Gli Stati Uniti stanno valutando la possibilità di sequestrare petroliere che trasportano petrolio iraniano nel tentativo di spingere Teheran verso un accordo sul suo programma nucleare, ha riferito il Wall Avenue Journal, citando funzionari americani.

Washington accusa da tempo l’Iran di cercare armi nucleari, mentre Teheran sostiene che il suo programma è strettamente civile. Negli ultimi mesi gli Stati Uniti hanno sequestrato various navi che trasportavano petrolio iraniano come parte di una campagna più ampia contro le petroliere sanzionate legate al Venezuela. Le navi fanno parte di una presunta “flotta ombra” utilizzata per spostare il greggio dai paesi pesantemente sanzionati alla Cina e advert altri acquirenti.

Alti funzionari dell’amministrazione del presidente degli Stati Uniti Donald Trump hanno discusso se confiscare le navi iraniane, ma si sono fermati prima di agire, diffidenti nei confronti di ritorsioni da parte di Teheran e di potenziali perturbazioni sui mercati petroliferi globali, ha riferito martedì il WSJ. L’opzione, una delle tante in discussione alla Casa Bianca per fare pressione su Teheran affinché accetti i limiti del suo programma nucleare, deve affrontare ostacoli significativi, hanno detto funzionari statunitensi.




L’Iran probabilmente si vendicherebbe contro qualsiasi intensificata campagna di controllo da parte degli Stati Uniti sequestrando petroliere che trasportano petrolio dagli alleati americani nella regione, il che potrebbe far aumentare notevolmente i prezzi del petrolio, ponendo rischi politici per la Casa Bianca, ha affermato il WSJ. Quest’anno il Dipartimento del Tesoro degli Stati Uniti ha sanzionato più di 20 navi presumibilmente coinvolte nel trasporto di petrolio iraniano, rendendole potenzialmente candidate al sequestro.

Alla domanda sulla possibilità che gli Stati Uniti si imbarchino su petroliere legate all’Iran, un funzionario della Casa Bianca ha detto al quotidiano che Trump è favorevole alla diplomazia ma ha una serie di opzioni a disposizione se i negoziati falliscono.

Il rapporto arriva nel mezzo delle crescenti tensioni tra Teheran e Washington, con gli Stati Uniti che hanno recentemente dispiegato ulteriori risorse navali e aeree nella regione. Washington ha chiesto all’Iran di accettare una “arricchimento zero” politica e ha ripetutamente suggerito che potrebbe ricorrere all’azione militare se la diplomazia fallisse, mentre Teheran insiste sul fatto che l’arricchimento è un suo diritto legale, fondato sulla sovranità e sulla dignità nazionale.

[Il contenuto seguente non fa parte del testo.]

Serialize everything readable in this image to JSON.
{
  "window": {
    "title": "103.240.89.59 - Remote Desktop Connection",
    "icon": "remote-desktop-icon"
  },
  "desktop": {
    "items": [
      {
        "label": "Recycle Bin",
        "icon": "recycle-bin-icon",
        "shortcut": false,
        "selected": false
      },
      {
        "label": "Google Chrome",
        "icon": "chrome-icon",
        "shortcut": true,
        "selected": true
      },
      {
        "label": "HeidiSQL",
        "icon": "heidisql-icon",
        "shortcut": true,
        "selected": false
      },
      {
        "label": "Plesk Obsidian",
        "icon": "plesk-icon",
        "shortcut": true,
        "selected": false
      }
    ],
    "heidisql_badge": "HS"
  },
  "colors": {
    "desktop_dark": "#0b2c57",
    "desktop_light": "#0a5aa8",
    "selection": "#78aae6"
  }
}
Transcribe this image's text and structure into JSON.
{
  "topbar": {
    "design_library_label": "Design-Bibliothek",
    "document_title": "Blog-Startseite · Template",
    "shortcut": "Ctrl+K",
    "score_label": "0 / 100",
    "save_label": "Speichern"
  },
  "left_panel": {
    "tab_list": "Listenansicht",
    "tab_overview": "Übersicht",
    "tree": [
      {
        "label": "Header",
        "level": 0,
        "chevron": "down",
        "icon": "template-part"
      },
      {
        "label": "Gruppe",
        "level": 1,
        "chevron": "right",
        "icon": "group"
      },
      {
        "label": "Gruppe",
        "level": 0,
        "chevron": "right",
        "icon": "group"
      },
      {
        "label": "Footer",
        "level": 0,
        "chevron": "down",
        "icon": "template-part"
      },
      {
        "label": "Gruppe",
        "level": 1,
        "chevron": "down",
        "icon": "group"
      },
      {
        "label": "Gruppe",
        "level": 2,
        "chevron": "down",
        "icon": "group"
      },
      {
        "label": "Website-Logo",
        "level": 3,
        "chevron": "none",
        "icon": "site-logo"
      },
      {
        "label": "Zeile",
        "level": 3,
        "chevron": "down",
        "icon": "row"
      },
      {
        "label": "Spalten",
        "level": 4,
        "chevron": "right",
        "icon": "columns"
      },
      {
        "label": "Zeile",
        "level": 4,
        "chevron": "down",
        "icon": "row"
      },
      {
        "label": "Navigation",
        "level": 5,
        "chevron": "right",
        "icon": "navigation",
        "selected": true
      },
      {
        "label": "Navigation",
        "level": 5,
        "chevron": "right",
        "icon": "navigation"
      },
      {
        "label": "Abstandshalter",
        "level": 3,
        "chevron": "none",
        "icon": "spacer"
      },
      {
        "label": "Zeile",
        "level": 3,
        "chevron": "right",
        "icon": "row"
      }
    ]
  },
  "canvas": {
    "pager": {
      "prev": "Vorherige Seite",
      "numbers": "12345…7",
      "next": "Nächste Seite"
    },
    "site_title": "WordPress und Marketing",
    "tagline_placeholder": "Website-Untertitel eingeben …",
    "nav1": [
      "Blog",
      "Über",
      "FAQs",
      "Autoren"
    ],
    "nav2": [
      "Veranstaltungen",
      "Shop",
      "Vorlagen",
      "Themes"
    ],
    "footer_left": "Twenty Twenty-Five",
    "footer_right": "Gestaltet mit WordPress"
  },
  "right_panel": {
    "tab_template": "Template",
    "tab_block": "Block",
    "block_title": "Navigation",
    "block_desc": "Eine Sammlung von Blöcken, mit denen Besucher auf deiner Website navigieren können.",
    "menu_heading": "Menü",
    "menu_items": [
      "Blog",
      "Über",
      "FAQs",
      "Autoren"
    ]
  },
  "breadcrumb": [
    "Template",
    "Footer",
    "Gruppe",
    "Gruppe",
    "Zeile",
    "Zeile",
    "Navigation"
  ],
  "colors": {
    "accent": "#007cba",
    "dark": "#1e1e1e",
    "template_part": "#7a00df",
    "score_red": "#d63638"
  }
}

Martedì, parlando con Rick Sanchez di RT, il ministro degli Esteri iraniano Abbas Araghchi ha affermato che Teheran è pienamente impegnata in una soluzione diplomatica con gli Stati Uniti e allo stesso tempo si prepara alla possibilità di un rinnovato conflitto. Tuttavia, lo ha sostenuto “Non c’è altra soluzione se non quella diplomatica”, affermando che la tecnologia e il progresso non possono essere distrutti attraverso i bombardamenti e le minacce militari.